The number of arrivals of migrants and asylum seekers arriving to Spanish shores by boat has fallen by 54.7 percent this year, according to the latest figures published by Spain’s Ministry of the Interior.
Not so for the Canary Islands, however, where the arrival of migrants by boat has increased by 57.3 percent as compared to the first 11 months of 2018, while the number of boat migrants arriving to Spain’s North Africa enclave city of Ceuta has risen by 28.6 percent during the same period.
Overall, the number of migrants and asylum seekers arriving by land or by sea to Spain in the first 11 months of 2019 fell by 49.8 percent to 29,775 as compared to the same period last year, when a total of 52,292 migrants arrived between January and December of 2018.

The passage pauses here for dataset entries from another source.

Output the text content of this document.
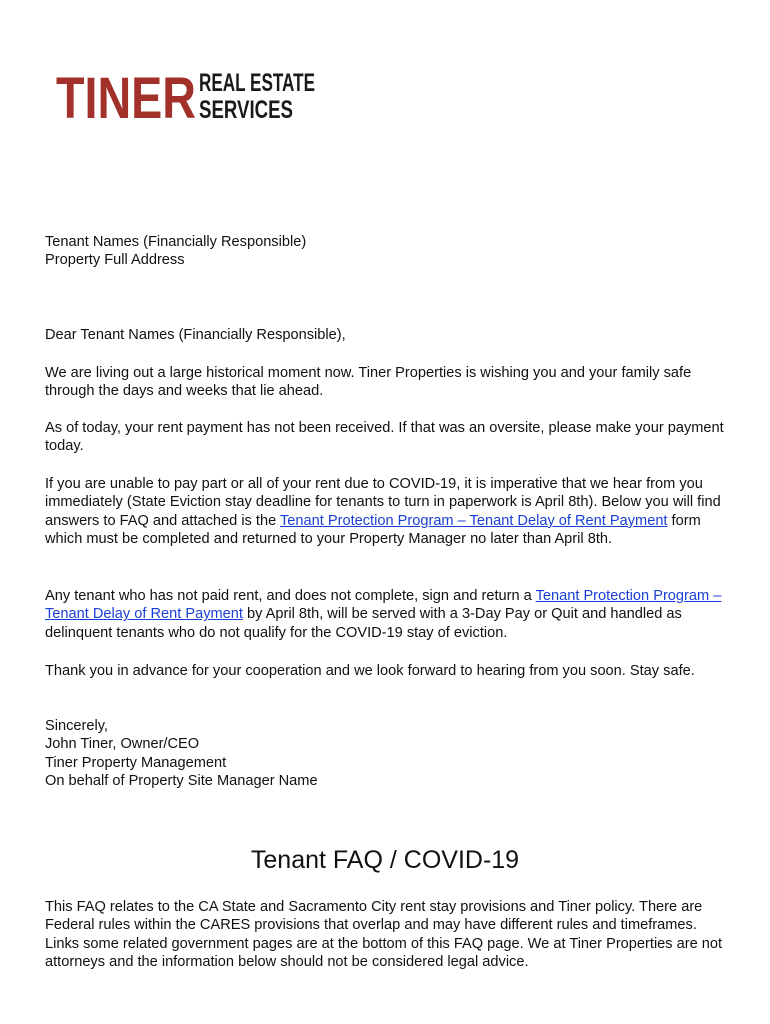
TINER REAL ESTATE
SERVICES

Tenant Names (Financially Responsible)

Property Full Address

Dear Tenant Names (Financially Responsible),

We are living out a large historical moment now. Tiner Properties is wishing you and your family safe through the days and weeks that lie ahead.

As of today, your rent payment has not been received. If that was an oversite, please make your payment today.

If you are unable to pay part or all of your rent due to COVID-19, it is imperative that we hear from you immediately (State Eviction stay deadline for tenants to turn in paperwork is April 8th). Below you will find answers to FAQ and attached is the Tenant Protection Program – Tenant Delay of Rent Payment form which must be completed and returned to your Property Manager no later than April 8th.

Any tenant who has not paid rent, and does not complete, sign and return a Tenant Protection Program – Tenant Delay of Rent Payment by April 8th, will be served with a 3-Day Pay or Quit and handled as delinquent tenants who do not qualify for the COVID-19 stay of eviction.

Thank you in advance for your cooperation and we look forward to hearing from you soon. Stay safe.

Sincerely,

John Tiner, Owner/CEO

Tiner Property Management

On behalf of Property Site Manager Name

Tenant FAQ / COVID-19

This FAQ relates to the CA State and Sacramento City rent stay provisions and Tiner policy. There are Federal rules within the CARES provisions that overlap and may have different rules and timeframes. Links some related government pages are at the bottom of this FAQ page. We at Tiner Properties are not attorneys and the information below should not be considered legal advice.
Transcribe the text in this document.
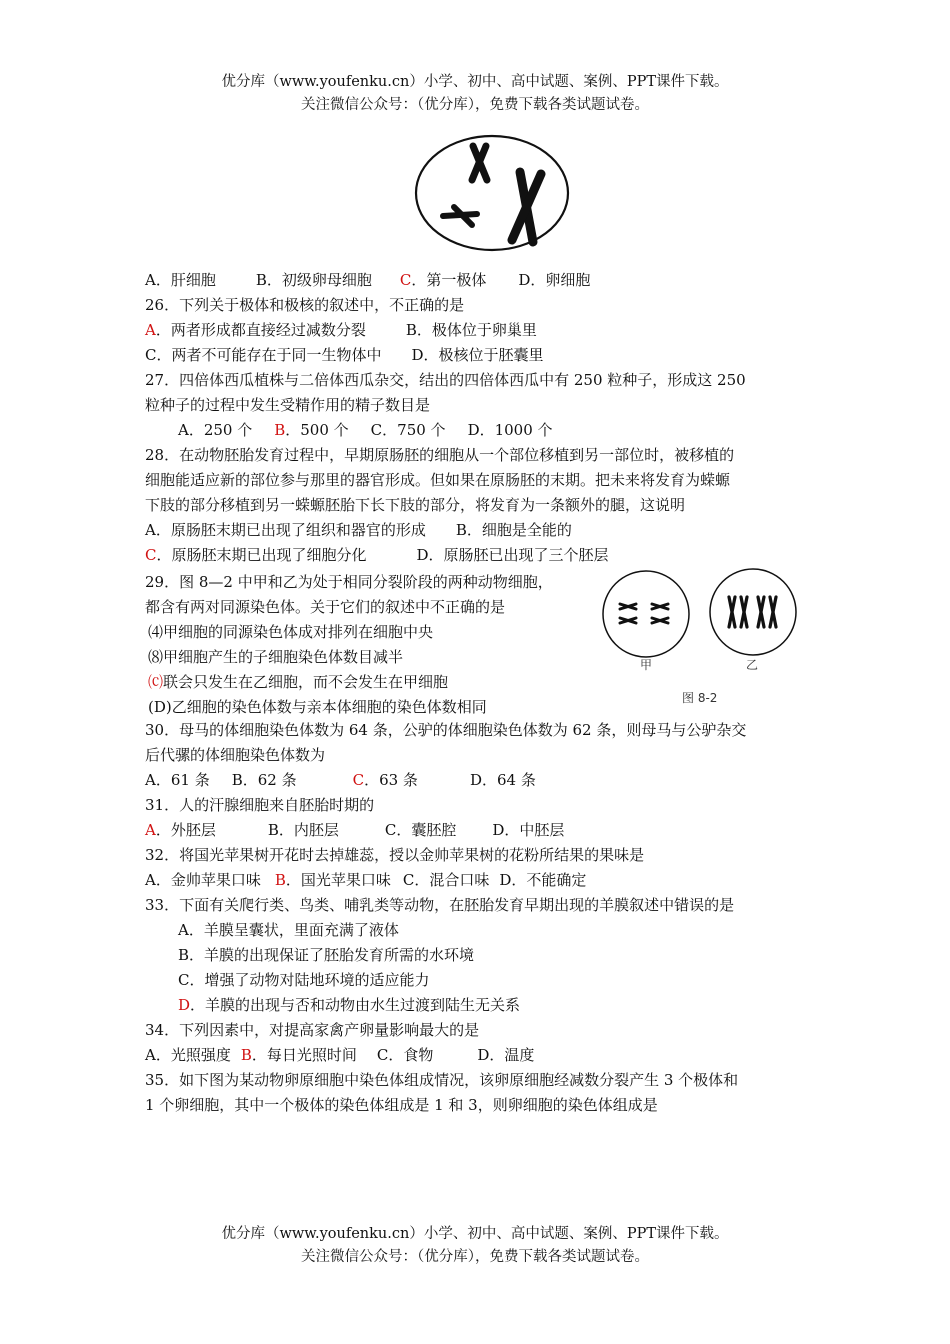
优分库（www.youfenku.cn）小学、初中、高中试题、案例、PPT课件下载。
关注微信公众号：（优分库），免费下载各类试题试卷。
A．肝细胞	B．初级卵母细胞 C．第一极体 D．卵细胞
26．下列关于极体和极核的叙述中，不正确的是
A．两者形成都直接经过减数分裂	B．极体位于卵巢里
C．两者不可能存在于同一生物体中 D．极核位于胚囊里
27．四倍体西瓜植株与二倍体西瓜杂交，结出的四倍体西瓜中有 250 粒种子，形成这 250
粒种子的过程中发生受精作用的精子数目是
A．250 个 B．500 个 C．750 个 D．1000 个
28．在动物胚胎发育过程中，早期原肠胚的细胞从一个部位移植到另一部位时，被移植的
细胞能适应新的部位参与那里的器官形成。但如果在原肠胚的末期。把未来将发育为蝾螈
下肢的部分移植到另一蝾螈胚胎下长下肢的部分，将发育为一条额外的腿，这说明
A．原肠胚末期已出现了组织和器官的形成 B．细胞是全能的
C．原肠胚末期已出现了细胞分化	D．原肠胚已出现了三个胚层
29．图 8—2 中甲和乙为处于相同分裂阶段的两种动物细胞，
都含有两对同源染色体。关于它们的叙述中不正确的是
⑷甲细胞的同源染色体成对排列在细胞中央
⑻甲细胞产生的子细胞染色体数目减半
⒞联会只发生在乙细胞，而不会发生在甲细胞
(D)乙细胞的染色体数与亲本体细胞的染色体数相同
甲	乙
图 8-2
30．母马的体细胞染色体数为 64 条，公驴的体细胞染色体数为 62 条，则母马与公驴杂交
后代骡的体细胞染色体数为
A．61 条 B．62 条	C．63 条	D．64 条
31．人的汗腺细胞来自胚胎时期的
A．外胚层	B．内胚层	C．囊胚腔 D．中胚层
32．将国光苹果树开花时去掉雄蕊，授以金帅苹果树的花粉所结果的果味是
A．金帅苹果口味 B．国光苹果口味 C．混合口味 D．不能确定
33．下面有关爬行类、鸟类、哺乳类等动物，在胚胎发育早期出现的羊膜叙述中错误的是
A．羊膜呈囊状，里面充满了液体
B．羊膜的出现保证了胚胎发育所需的水环境
C．增强了动物对陆地环境的适应能力
D．羊膜的出现与否和动物由水生过渡到陆生无关系
34．下列因素中，对提高家禽产卵量影响最大的是
A．光照强度 B．每日光照时间 C．食物	D．温度
35．如下图为某动物卵原细胞中染色体组成情况，该卵原细胞经减数分裂产生 3 个极体和
1 个卵细胞，其中一个极体的染色体组成是 1 和 3，则卵细胞的染色体组成是
优分库（www.youfenku.cn）小学、初中、高中试题、案例、PPT课件下载。
关注微信公众号：（优分库），免费下载各类试题试卷。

So far this year, 24,031 migrants and asylum seekers have arrived in a total of 1098 boats, compared to 53,004 arriving in nearly 2,000 boats during the same period last year.
► News Sources: EFE via COPE, Europa Press and El Día …
Boat arrivals via the Mediterranean to the Spanish mainland and the Balearic Islands dropped sharply by nearly 60 percent, falling from 50,527 last year to just 20,784 so far this year. The overall decrease was somewhat tempered, however, by the increase of 57.3 percent in arrivals by boat to the Canaries so far this year.
But of the 1,987 migrants making the Atlantic sea crossing to the Canary Islands from western Morocco, more than half of them arrived to the Spanish islands in the last two months alone, with 495 arrivals in October and 517 in November.
The total of nearly 2,000 arrivals of migrants and asylum seekers this year remains far below the record set in 2006, when 31,678 people arrived by boat in a massive influx of migrants to the Canaries.